Some of these I’ve already answered, if only to myself. But they won’t stay answered for long. I just want to wake up. I want to avoid the onslaught of our stupid culture. I want to find others who feel the same. I want to remember Virginia Woolf’s advice, that we should never cease thinking, that we never stop asking ourselves “what is this civilization?”

Act-UP is dead. Kurt Cobian is dead. Elliot Smith is dead. Diane Arbus is dead. MLK and Ghandi and Kennedy are dead. Joseph Campbell is dead, and Virginia Woolf is dead, too. Kerouac and Ginsberg and Burroughs are dead. Baldwin and Wilde and Isherwood are dead. Paul Wellstone is dead. Tennessee Williams and Joe Orton are dead. Jung is dead. We can’t go back. So what is our duty today?

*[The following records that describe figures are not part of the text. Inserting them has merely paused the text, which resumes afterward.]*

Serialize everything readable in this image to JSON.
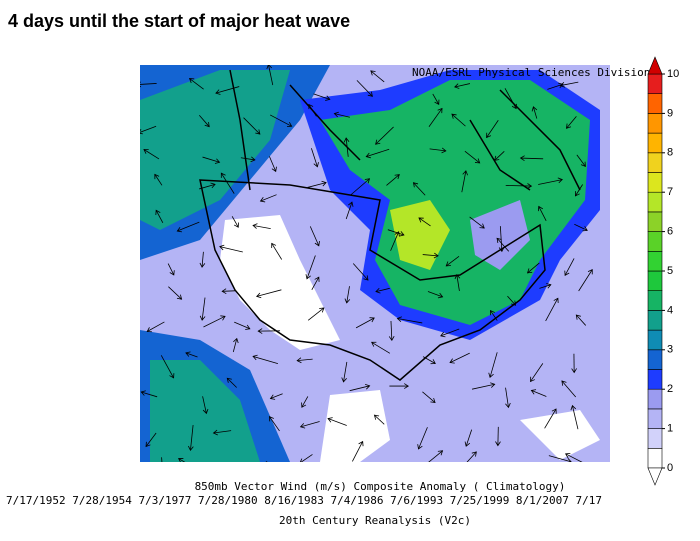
{
  "title": "4 days until the start of major heat wave",
  "credit": "NOAA/ESRL Physical Sciences Division",
  "colorbar": {
    "ticks": [
      0,
      1,
      2,
      3,
      4,
      5,
      6,
      7,
      8,
      9,
      10
    ],
    "levels": [
      0,
      0.5,
      1,
      1.5,
      2,
      2.5,
      3,
      3.5,
      4,
      4.5,
      5,
      5.5,
      6,
      6.5,
      7,
      7.5,
      8,
      8.5,
      9,
      9.5,
      10
    ],
    "colors": [
      "#ffffff",
      "#d2d2fa",
      "#b4b4f5",
      "#9b9bf0",
      "#1e3cff",
      "#1464d2",
      "#0f8cb4",
      "#12a08c",
      "#16b464",
      "#1ec83c",
      "#32d232",
      "#5ad228",
      "#8cd228",
      "#b4e628",
      "#dce61e",
      "#f0d21e",
      "#ffb400",
      "#ff9600",
      "#ff6400",
      "#e61e1e"
    ],
    "over_color": "#d00000",
    "under_color": "#ffffff"
  },
  "caption": {
    "variable": "850mb Vector Wind (m/s) Composite Anomaly ( Climatology)",
    "dates": "7/17/1952 7/28/1954 7/3/1977 7/28/1980 8/16/1983 7/4/1986 7/6/1993 7/25/1999 8/1/2007 7/17",
    "source": "20th Century Reanalysis (V2c)"
  }
}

The ones who record for us what we would not see otherwise. The ones who won’t dress and moisturize the disinterested king. The ones with blue ink tattooed on their faces. The ones who gave themselves to something bigger. The ones who pack themselves odd little lunches. The ones with blackberries blooming on their skin. The ones who found doors in posted dead ends. The ones who get up on Sunday morning. The ones stirring dinner through the bombing. The ones who’ve kept their hearts in their bodies. The ones who cut themselves from the trough. The ones who stay awake at the wheel. The ones with delusions of grandeur. The ones taking a bus cross-country. The ones who take it personally. The ones who talked to us after class. The ones who do it anyway. The ones with glitter on their face. The ones who are fine except obsessed. The ones who look a little off. The ones who walk for water. The ones who speak metaphor. The ones who fail the system. The ones who torture themselves. The ones who bring it to life. The ones who cry in public. The ones who kiss the dying. The ones who were caught by it. The overly sensitive. The inappropriately dressed. The ones who would not submit. The ones who crawl from ruins. The ones who remember. The ones with wings of wax. The ones who speak softly. . The ones who acted up. The ones who broke a heel. The ones who keep losing. The ones who worked the piers. The ones who close their eyes. The ones who tell their age. The ones who walk at night. The ones who try again. The unemployable. The ones who never win. The ones who saw it. The ones who can’t stop. The ones in the dark. The ones who reveal. The ones who worry. The ones who clean wounds. The ones who left home. The slightly deranged. The flagrantly flawed. The suicidal. The solitary. The ones who grieve. The singular. The obscure. The insane. The tender. The mismatched. The freaks.